State Sen. Bill Ketron (R-Murfreesboro) began the discussion with an update of state revenue projections and the current unemployment rate.
He said year-to-date revenues exceed budget projections by $251 million and the unemployment rate in Tennessee dropped to 8.2 percent in January, 3/10 of 1 percent lower than the national average.
State Sen. Jim Tracy (R-Shelbyville) echoed Ketron’s positive economic outlook, informing the audience that the U.S. Chamber of Commerce recently ranked Tennessee first in the nation for low taxes and regulatory climate.
State Reps. Mike Sparks (R-Smyrna) and Rick Womick (R-Rockvale) both noted the tight constraints being placed on state funding during the economic downturn.
“If there’s a fiscal note on any of these bills, they’re not going anywhere,” Womick said.
Sparks, though, offered one budget item which he considered a top priority.
“The Motlow expansion should be the first priority for this delegation,” he said.
He also cited the expansion of the definition for illegal synthetic drugs as a priority in combating their sale and use.
Womick said his priority during this session is making sure changes are made to the new teacher evaluation system in Tennessee’s public schools.
“My passion: teachers,” he said.
Womick has sponsored a non-binding resolution requesting the state’s Board of Education to revamp the evaluation system, reducing the number of required evaluations and seeking more input from teachers.
Local attorney Bricke Murfree asked the delegation about its effort to reduce or eliminate the Hall Income Tax and Estate Tax.
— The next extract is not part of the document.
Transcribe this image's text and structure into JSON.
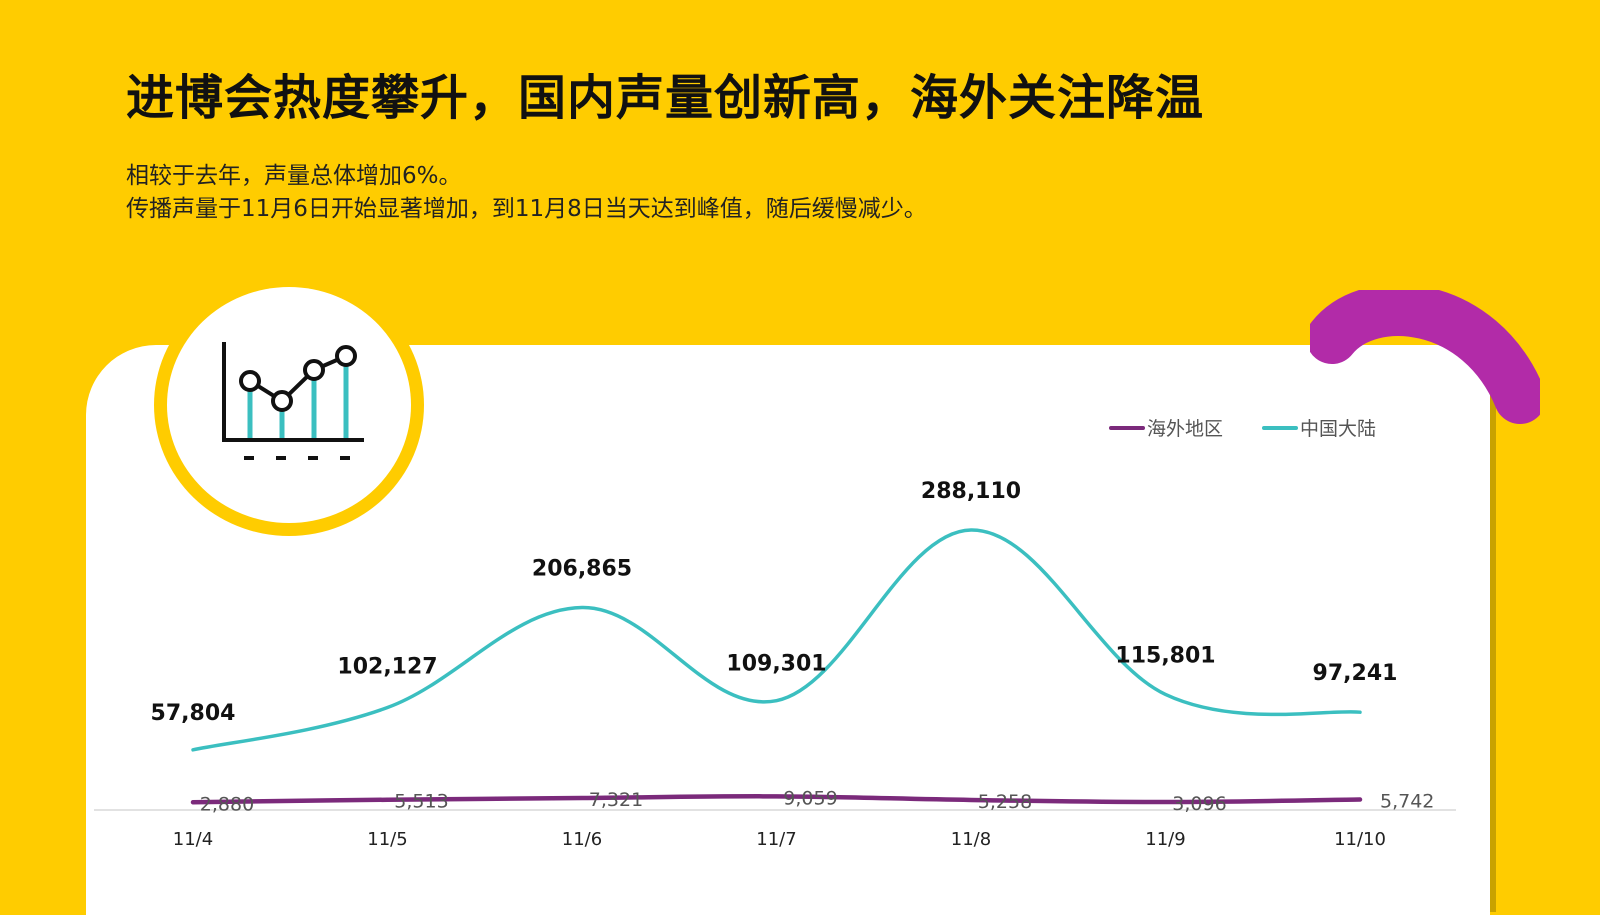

“I represent clients who are considering whether to stay in Tennessee or move to states such as Florida in order to escape these taxes on their estates once they pass away.” Murfree said. “Should our citizens have to choose where they die?”
State Rep. Joe Carr (R-Lascassas) responded he is seeking in the short term a reduction in the estate tax, but that his longterm goal is ending the tax altogether.
He proposed making up the budget shortfall by expanding the sin tax to include establishments which sell pornography, noting that such establishments lower property values by an estimated 20 to 30 percent.
“This additional tax would raise state revenue by more than $50 million, making the elimination of the estate tax revenue neutral,” he said.
One attendee asked when the State Route 840 project would finally be completed and was informed by Tracy that “a ribbon cutting for the project is scheduled for Dec. 12, 2012.”
“Isn’t that when the world ends?” asked another attendee.
His comment brought uproarious laughter.